そして、睡眠時間を削ってもこの問題はまだ解決できていない。狛枝くんを泣かせる方法。考えれば考えるほど、無理難題に思えてきた。なにせ、相手はあの狛枝くんなのだ。ここまで煮詰まってしまっては仕方ない。私は一度気分を入れ替えるべく、途中まで読んでいた本を閉じて、本棚へと向かう。たまには読んだことのないジャンルを読んでみようかと本棚を見上げながら、ゆっくりと歩く。私が見上げる本棚には童話系の本。有名な不思議の国のアリスから、作者も題名も知らない見知らぬ本まである。私は脚立を持ってくると、足を掛けて目についた本を一冊手に取る。薄い幼児向けの本には、淡い水彩の絵と共に物語が綴られていた。私は脚立の天板に座ると、そっと本を開く。人形と魔女の物語。ロボットと科学者の物語。世界に残された最後の女の子の物語。じっくりと、最後まで読んではまた最初のページを開いて、繰り返し物語の世界をループさせる。


――――飴凪さん、もう夕方だよ」


小さな声で呼び戻されて、私は本から顔をあげた。天窓から差し込んでくる光は赤く、影は長くなっている。どうやら私は随分と物語の世界にのめり込んでいるらしい。少し視線を落とすと、こちらを見上げている狛枝くんと目が合った。上から見下ろした彼は、新鮮だった。そうしてふと―――どうして自分でもそうしようと思ったのか―――きっと、さっき読んだ本に書かれていたあの台詞の所為だ――――私は彼の頭を撫でてみた。


――――


むず痒い。人の頭を撫でるなんて、滅多にやることではないから、やってる方も落ち着かない。そっと、狛枝くんのくせっ毛に指を通す。ふわふわとしている見た目の割に、引っ掛かり一つなく指は毛先までするりと抜ける。指の間を髪がすり抜けていく感触がくすぐったい。無言で頭を撫でる。別に感謝や慈愛を込めたわけではない。なんとなく、やってみたいと思っただけだった。だから、狛枝くんがそのとき見せた表情の意味を、私は最初分からなかった。


――――狛枝くん?」
「え? あ、あれ? ………なに、これ」


呆然としたように狛枝くんが自分の頬を触っている。唇は必死に笑おうとしているのだが、上手くいかず歪な曲線を描いて、より表情を悲痛なものにしていた。私は慌てて頭を撫でるのを止めて、脚立を降りる。だが、相も変わらず狛枝くんは頬を流れた涙が床へ落ちていくのを、呆気にとられたまま見ているだけだった。むしろ、呆気にとられたいのはこっちだというのに。リアクションを先に取られてしまうと、こっちはどう反応していいものか。だけど、なんとなく、私はその狛枝くんの泣き顔が嬉しかった。泣いてくれることが、まだ彼に涙を流す心があることが無性に嬉しくて、私は狛枝くんの頭を抱えて私の肩に彼の額を押し付けた。そうしてまた、頭を撫でる。


「よしよし」
「………あのさ、飴凪さん。馬鹿にしてない?」
「してないしてない」


言いながら、私の口元を緩みきってしまっていた。

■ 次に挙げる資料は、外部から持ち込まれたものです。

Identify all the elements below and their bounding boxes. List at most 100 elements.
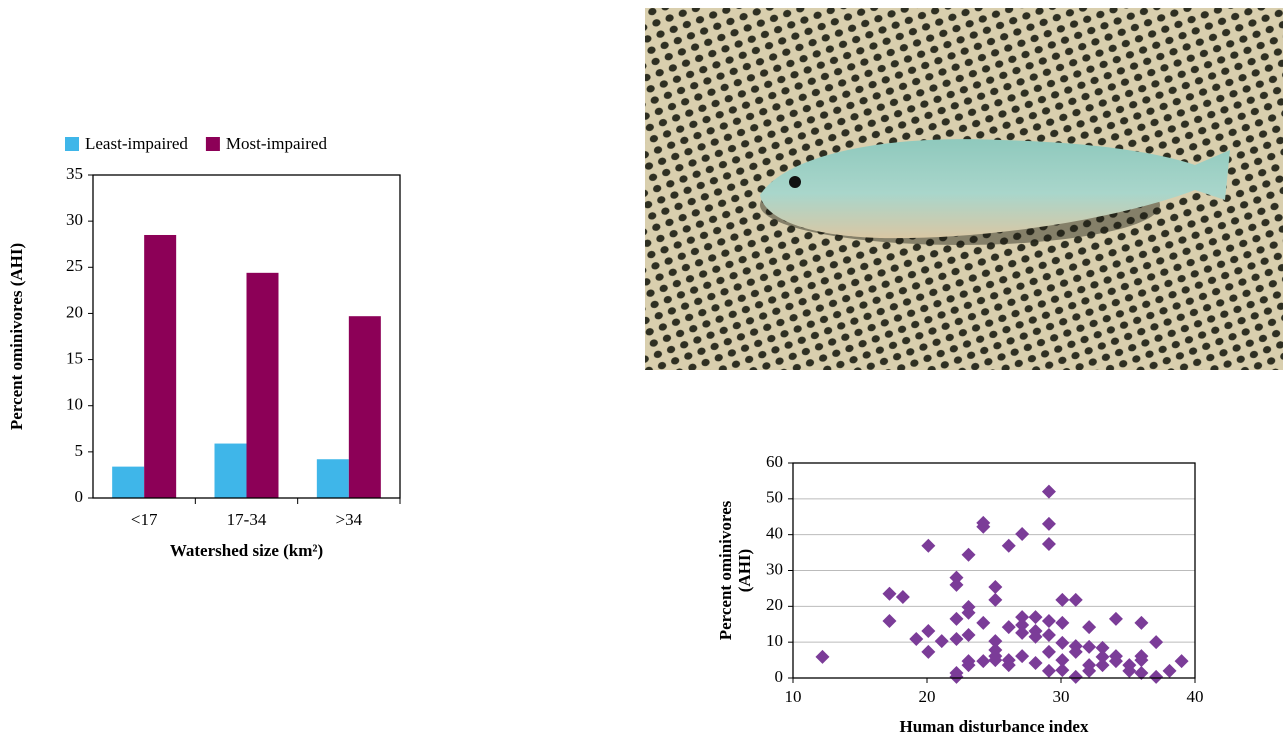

静かに、声もなく、泣く理由さえ見つけられず涙を流す狛枝くん。なんてかわいそうな子なんだろう。そして、その不器用さが、歪さが、言い様も無いずれが私にはとても愛おしく感じられた。なんだ、こんなことで良かったのか、と私はあまりにもあっさりとした解決に笑いたくなった。本当に、可愛くてかわいくて、そのまま泣いて枯れてしまえばいいのにとさえ思ってしまう。彼を泣かせる方法は手に入れた。さあ、今度は彼を泣き止ませる方法を考えよう。